温州那边兴致也很高,一伙人又换了个地儿。
光线暗淡的包厢里,有几个人拿着麦动情地唱歌,肖贝躲在角落里听着,小陈大着舌头领着一大帮温州人一起大合唱。
包厢昏暗的一角,傅远山拉着那个温州大老板说悄悄话,肖贝看见温州老板居然摘了眼镜在擦眼泪,不由咂舌,真想给傅远山竖个大拇指。然后就出现了肖贝瞪掉眼珠的一幕。

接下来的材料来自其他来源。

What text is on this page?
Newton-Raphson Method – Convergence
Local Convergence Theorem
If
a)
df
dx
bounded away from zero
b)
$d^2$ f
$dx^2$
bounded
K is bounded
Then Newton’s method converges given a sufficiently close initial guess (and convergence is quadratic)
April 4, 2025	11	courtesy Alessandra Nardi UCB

只见傅远山从身后的包里拿出了一张纸一根笔,一手抚着温州老板的背安慰他,一手把纸笔递到他面前,温州老板抹着眼泪接过来,当场就把意向合同签了。
温州人都被小陈带着在唱歌,没人注意到这一幕,反应过来也是明天的事了。酒桌上说得再好,醒酒后也是说变就变,什么都不如这一纸合同来得实在。
凌晨一点多,终于闹完了。温州老板不知说到了什么伤心事,临走时还拉着傅远山的手絮絮叨叨,傅远山把他送上车,一伙人终于散了。
那些人散了后,傅远山看着车走远,脸上终于一点儿表情也没有。小陈也像换了个人,立马快步走来扶着傅远山,司机给他开好门,傅远山挥开小陈,上了车。
路上很安静,小陈在副驾驶给公司人打电话汇报,肖贝扭头看,傅远山已经睡着了。
他仰着头靠在头枕上,西装外套已经脱了,衬衣扣子解开两颗,露出一段修长的脖颈和充满男人气息的喉结。眼睛闭着,面色很平静,是个喝酒不上脸的人,肖贝想。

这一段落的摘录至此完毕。